2013’te Başbakan Erdoğan, geniş kapsamlı bir Afrika turuyla açılımın içeriğini de belirlemiş oldu. Genel planda, çeşitli uluslararası örgütler içinde kıta devletleri ile temasların arttırılması, Afrika’daki diplomatik temsilciliklerin sayısının arttırılması, BM’nin kıtaya yaptığı ekonomik ve teknik yardım programlarına katkı sağlanması gibi genel başlıklar bulunuyordu.

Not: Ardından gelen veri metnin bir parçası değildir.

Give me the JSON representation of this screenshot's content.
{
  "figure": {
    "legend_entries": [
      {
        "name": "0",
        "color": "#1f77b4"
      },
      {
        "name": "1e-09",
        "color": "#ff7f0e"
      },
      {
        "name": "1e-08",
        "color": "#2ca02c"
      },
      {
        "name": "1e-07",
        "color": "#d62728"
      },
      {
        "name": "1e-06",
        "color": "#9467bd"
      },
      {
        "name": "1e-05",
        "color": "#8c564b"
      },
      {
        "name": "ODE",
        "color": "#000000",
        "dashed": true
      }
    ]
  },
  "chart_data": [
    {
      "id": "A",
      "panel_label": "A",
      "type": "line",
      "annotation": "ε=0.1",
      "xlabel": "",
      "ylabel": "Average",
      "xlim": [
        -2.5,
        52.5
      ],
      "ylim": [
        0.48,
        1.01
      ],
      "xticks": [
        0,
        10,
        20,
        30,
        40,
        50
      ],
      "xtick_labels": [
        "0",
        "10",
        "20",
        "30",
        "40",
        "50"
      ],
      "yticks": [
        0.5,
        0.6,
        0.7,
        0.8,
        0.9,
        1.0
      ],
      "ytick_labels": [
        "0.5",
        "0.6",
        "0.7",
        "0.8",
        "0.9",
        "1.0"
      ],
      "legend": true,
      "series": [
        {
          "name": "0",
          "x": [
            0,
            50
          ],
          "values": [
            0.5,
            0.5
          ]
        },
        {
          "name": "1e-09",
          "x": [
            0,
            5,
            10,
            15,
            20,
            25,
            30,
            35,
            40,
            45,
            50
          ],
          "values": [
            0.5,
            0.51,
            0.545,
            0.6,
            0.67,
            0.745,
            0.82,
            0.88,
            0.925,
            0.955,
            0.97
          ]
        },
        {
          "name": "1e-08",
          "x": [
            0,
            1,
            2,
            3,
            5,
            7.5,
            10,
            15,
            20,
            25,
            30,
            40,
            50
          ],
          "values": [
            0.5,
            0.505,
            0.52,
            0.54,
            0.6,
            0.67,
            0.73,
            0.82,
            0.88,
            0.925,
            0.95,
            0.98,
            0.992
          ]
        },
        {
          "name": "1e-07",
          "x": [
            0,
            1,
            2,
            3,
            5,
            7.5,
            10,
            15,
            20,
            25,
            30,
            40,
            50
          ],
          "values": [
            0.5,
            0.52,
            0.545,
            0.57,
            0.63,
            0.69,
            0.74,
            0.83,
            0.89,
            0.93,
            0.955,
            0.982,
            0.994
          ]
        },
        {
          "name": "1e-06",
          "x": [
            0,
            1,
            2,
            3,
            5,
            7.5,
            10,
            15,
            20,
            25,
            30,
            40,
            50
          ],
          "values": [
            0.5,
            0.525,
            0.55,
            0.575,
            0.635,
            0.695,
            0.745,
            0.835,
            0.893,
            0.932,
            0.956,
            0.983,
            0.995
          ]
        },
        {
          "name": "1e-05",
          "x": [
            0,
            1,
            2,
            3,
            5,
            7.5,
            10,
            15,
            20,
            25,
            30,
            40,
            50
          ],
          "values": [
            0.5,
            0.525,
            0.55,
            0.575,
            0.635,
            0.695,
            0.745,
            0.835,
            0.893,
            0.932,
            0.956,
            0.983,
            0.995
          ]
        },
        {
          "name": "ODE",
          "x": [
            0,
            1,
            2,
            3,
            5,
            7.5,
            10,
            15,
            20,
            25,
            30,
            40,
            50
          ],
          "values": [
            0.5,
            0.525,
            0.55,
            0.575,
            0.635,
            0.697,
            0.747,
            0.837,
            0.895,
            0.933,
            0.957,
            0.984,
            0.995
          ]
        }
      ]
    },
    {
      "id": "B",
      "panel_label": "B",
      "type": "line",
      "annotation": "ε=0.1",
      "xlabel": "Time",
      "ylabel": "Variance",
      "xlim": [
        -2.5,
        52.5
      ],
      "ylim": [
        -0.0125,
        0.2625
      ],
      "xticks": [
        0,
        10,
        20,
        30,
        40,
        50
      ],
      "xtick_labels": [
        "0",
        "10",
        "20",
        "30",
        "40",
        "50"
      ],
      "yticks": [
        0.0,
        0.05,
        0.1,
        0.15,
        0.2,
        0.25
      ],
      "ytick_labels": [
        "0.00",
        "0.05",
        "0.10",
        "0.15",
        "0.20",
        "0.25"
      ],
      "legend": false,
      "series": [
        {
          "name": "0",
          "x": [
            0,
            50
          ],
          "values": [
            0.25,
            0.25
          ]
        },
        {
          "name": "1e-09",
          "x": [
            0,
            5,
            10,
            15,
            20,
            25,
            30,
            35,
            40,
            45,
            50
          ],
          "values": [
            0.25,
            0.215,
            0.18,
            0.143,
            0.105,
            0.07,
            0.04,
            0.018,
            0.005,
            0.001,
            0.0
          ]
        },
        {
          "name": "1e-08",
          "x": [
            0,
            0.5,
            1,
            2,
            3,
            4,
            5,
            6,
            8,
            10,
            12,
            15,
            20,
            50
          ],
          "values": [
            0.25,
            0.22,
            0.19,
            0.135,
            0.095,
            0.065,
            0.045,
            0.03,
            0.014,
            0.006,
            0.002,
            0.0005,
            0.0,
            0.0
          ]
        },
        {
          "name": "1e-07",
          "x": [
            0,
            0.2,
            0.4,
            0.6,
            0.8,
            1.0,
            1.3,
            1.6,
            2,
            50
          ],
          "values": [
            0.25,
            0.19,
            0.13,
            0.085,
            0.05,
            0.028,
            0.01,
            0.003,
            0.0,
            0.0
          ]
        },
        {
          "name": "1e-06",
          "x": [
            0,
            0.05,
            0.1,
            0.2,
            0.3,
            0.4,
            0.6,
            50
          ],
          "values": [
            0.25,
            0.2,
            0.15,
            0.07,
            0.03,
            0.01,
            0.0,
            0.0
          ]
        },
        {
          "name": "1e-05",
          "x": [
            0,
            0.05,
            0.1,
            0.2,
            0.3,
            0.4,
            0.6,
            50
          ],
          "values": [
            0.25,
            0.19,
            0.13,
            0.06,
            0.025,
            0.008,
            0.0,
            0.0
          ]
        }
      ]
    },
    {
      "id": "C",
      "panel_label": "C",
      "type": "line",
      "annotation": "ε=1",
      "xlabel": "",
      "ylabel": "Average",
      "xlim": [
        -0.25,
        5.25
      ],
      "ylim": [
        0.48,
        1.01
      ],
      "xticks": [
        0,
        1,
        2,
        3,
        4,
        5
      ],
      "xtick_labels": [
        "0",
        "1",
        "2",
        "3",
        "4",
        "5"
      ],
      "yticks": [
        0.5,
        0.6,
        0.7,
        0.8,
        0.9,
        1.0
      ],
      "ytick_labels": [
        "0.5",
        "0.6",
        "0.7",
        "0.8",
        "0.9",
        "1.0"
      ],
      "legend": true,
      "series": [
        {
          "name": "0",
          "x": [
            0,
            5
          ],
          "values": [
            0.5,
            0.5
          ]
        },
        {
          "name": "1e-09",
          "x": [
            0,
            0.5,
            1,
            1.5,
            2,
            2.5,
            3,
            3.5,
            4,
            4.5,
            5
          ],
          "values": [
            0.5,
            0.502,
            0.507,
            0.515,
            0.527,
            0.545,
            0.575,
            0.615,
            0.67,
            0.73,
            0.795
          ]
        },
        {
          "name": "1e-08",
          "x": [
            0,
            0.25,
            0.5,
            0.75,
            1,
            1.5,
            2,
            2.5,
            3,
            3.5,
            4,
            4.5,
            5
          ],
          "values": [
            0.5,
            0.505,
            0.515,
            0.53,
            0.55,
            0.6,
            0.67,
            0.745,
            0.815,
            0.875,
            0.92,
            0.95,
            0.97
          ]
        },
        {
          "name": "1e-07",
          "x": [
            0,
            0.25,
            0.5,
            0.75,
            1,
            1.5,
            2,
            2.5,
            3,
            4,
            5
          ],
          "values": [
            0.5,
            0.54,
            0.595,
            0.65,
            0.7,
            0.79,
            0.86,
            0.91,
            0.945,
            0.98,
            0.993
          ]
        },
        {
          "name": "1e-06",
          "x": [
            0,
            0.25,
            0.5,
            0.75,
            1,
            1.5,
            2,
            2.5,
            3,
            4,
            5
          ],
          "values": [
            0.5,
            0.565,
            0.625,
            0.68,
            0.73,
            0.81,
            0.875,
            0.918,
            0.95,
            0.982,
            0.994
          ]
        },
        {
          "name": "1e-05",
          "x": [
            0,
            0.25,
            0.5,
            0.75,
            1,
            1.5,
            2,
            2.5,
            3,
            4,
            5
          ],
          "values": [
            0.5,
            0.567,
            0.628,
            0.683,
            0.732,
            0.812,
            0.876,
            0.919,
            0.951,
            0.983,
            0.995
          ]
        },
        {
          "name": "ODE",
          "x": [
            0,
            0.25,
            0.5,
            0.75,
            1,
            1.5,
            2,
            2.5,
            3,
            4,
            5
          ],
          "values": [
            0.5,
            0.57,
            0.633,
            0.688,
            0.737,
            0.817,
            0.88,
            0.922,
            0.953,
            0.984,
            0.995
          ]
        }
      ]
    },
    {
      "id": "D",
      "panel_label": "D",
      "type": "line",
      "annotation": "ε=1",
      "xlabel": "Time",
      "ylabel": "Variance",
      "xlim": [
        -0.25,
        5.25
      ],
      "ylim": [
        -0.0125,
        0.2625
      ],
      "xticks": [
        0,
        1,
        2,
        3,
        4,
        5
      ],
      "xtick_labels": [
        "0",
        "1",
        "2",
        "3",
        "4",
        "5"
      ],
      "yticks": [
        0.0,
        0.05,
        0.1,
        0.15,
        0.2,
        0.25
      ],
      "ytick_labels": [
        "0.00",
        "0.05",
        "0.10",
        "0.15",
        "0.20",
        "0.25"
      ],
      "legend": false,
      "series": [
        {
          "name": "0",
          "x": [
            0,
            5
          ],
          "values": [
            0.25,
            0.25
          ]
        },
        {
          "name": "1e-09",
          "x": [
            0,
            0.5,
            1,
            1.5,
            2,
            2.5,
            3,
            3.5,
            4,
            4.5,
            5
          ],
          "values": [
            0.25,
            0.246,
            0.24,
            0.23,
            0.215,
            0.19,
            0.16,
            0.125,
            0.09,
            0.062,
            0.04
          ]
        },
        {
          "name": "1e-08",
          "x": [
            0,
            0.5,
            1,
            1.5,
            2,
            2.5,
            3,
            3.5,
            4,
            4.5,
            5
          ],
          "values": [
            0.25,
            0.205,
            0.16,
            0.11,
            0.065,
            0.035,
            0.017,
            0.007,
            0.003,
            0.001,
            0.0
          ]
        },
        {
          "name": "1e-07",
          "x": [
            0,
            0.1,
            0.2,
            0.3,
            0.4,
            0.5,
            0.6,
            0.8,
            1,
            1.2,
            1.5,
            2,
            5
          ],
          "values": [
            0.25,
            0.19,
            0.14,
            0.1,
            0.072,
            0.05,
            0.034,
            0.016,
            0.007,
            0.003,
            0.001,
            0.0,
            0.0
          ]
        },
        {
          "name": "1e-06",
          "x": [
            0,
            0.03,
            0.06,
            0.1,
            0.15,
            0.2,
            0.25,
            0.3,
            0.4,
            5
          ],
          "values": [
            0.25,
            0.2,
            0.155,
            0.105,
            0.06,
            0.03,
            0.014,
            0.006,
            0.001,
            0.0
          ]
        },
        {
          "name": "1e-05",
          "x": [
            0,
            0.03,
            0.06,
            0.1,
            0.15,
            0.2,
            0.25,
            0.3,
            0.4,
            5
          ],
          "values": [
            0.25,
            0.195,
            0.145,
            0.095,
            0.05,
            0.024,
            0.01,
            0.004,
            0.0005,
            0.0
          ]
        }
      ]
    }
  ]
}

AKP hükümetleri elinde, ekonomik, teknik-bilimsel ve ticari iş birliği anlaşmalarının imzalanması, teknik düzeyde bakanların ve uzmanların Türkiye’ye davet edilmesi, Afrika İthalat-İhracat Bankasına üye olunması, karşılıklı iş adamları ziyaretlerinin ve iş konseylerinin tertip edilmesi gibi hedefler önem kazandı.

Buna bağlı olarak ilk seferinde yanında 300 iş adamıyla Gabon, Nijer, Dakar, Senegal gibi ülkelere giden Erdoğan, özellikle baraj, inşaat, tekstil, turizm gibi konularda Türkiye’nin yapabileceklerinin propagandasını yaptı.

Erdoğan, bu kez Yeni Şafak gazetesinin manşetine bakacak olursak, “Cemaati çıldırtacak bir gezi” planlıyor. Gülen okullarının yoğun olduğu ülkelere yapılacak bu ziyaretlerde, “paralel yapının faaliyetlerine dikkat çekilecek”miş!

2013’teki ilk büyük seferde yer alan iş adamlarından hangileri bu sefer için elenecekler acaba? Mesela TUSKON başkanı yine heyette bulunacak mı? Daha önceki seferde, Afrika’daki okulların koçbaşı olarak görev üstlendiği ilişkiler şimdi hangi araçlarla yenilenecek ve hangi şirketler öne çıkacak?

Geçen ziyaretinde “Bizim Afrika’nın elmasında, altınında gözümüz yok, biz kardeşlerimizle hasret gidermeye geldik!” gibi yürek kabartan sözler eden Erdoğan, bu sefer konuşmalarını hangi tema üzerinden kuracak?

Bugüne kadar Afrika’da hemen her ülkede Gülen Cemaatinin uzantılarını ve ilişkilerini dayanak olarak kullanan Erdoğan, şimdi bu zemine karşı Afrikalı kardeşlerini mücadeleye mi çağıracak? İnlerine girin bunların, dağıtın, mahvedin mi diyecek?

“Afrika Açılımı”nın bu yeni aşamasında, öyle görünüyor ki, Gülen Cemaatinin ekonomik ve siyasi ilişkilerini kesmek ilk hedeftir ve bu baraj, doğal gaz, inşaat ihaleleri kapmaktan daha önemlidir.
Merakla ve dikkatle izlenmesi gerekiyor. Çünkü bir ucundan Afrika seferi, iç politikada ve AKP içi ilişkilerde pek çok sorunun anlaşılmasına hizmet edecek.